I didn’t feel responsible for Cerise’s death, but I also didn’t see what purpose arguing about it with her would serve. Anyway, she could well be right about Elena, at least partially right.

 

“it seemed to me the two of them had some scheme going,” I ventured. “I thought maybe they wanted to pretend Katterina had died so they could collect a big award from the insurance company.”

 

“You could be right.” She sighed unhappily. “You could be right. Blaming you doesn’t take away the pain of having a child like that, one that uses heroin and crack and God knows what-all else, and steals and lies. It’s just easier to blame you than lie in bed asking myself what I should of done different.”

 

“Elena’s no prize, either,” I offered. “But my dad was her brother and they didn’t make ′em any better than him.”

 

“Yeah, but you didn’t bring her up. If I hadn’t a had to work so hard, be gone all the time—” She broke herself off. “No use talking about it now. It’s not why I came up here. Took me three buses too.”

 

After a brooding silence in which her full lips disappeared into a narrow slit in her face, she said, “It’s no news to you that that aunt of yours, that Elena, likes to tell a story or two.”

 

She waited for my agreement before continuing. “So she claims she saw someone talking to Jim Tancredi a few weeks before the fire, and then she came over to my room the night the place burned down telling me he’d been there again.”

 

She smiled in embarrassment. “You gotta understand, the kind of life we lead, any new face is excitement.
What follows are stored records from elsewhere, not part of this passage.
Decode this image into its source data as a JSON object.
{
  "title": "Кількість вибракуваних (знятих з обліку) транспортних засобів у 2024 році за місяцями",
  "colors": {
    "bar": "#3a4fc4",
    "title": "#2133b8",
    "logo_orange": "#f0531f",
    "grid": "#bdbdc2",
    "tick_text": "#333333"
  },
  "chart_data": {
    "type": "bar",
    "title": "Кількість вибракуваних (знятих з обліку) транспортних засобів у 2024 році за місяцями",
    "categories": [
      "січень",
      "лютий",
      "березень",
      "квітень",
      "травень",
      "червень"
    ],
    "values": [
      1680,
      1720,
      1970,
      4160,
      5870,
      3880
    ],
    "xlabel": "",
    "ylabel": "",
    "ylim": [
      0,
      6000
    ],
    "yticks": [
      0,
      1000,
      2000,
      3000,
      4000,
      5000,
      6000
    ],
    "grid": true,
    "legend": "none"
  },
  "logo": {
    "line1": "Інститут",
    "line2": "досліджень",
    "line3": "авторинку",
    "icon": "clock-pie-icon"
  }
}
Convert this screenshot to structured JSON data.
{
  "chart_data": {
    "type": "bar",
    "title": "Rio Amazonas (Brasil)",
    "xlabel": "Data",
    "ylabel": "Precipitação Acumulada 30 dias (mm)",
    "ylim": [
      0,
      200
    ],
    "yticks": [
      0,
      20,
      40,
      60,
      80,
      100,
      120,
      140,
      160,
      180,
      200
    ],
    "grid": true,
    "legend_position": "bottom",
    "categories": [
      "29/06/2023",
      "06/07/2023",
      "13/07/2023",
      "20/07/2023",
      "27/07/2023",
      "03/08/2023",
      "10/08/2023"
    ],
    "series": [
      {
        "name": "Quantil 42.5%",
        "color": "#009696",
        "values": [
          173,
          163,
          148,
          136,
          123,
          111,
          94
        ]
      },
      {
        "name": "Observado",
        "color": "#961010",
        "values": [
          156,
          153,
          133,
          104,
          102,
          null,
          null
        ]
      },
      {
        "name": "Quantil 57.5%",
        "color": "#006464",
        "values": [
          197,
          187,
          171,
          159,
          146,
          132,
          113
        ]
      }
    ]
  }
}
Maybe you wouldn’t of been interested, but I was. And that was when she saw I had my little granddaughter with me, Cerise and Otis dropped her off, you know, and she gets real righteous about how no children can be in the building and she’ll talk to Tancredi about it, so I give her the price of a bottle and she goes off, but I figure I’d better get our little princess over to Maisie. With an alkie like Elena you can’t trust her to keep her mouth shut just because she says she will.”

 

When she looked at me defensively I grunted agreement—knew that chapter and verse on Elena too well to argue the point. “What did she say about the man she’d seen? Black, white, young, old?”

 

She shook her head regretfully. “He was white, I’m pretty sure of that, even though she didn’t say it in so many words. But she said he had the most gorgeous eyes, that was her expression, and I can’t see her using it about a black man.”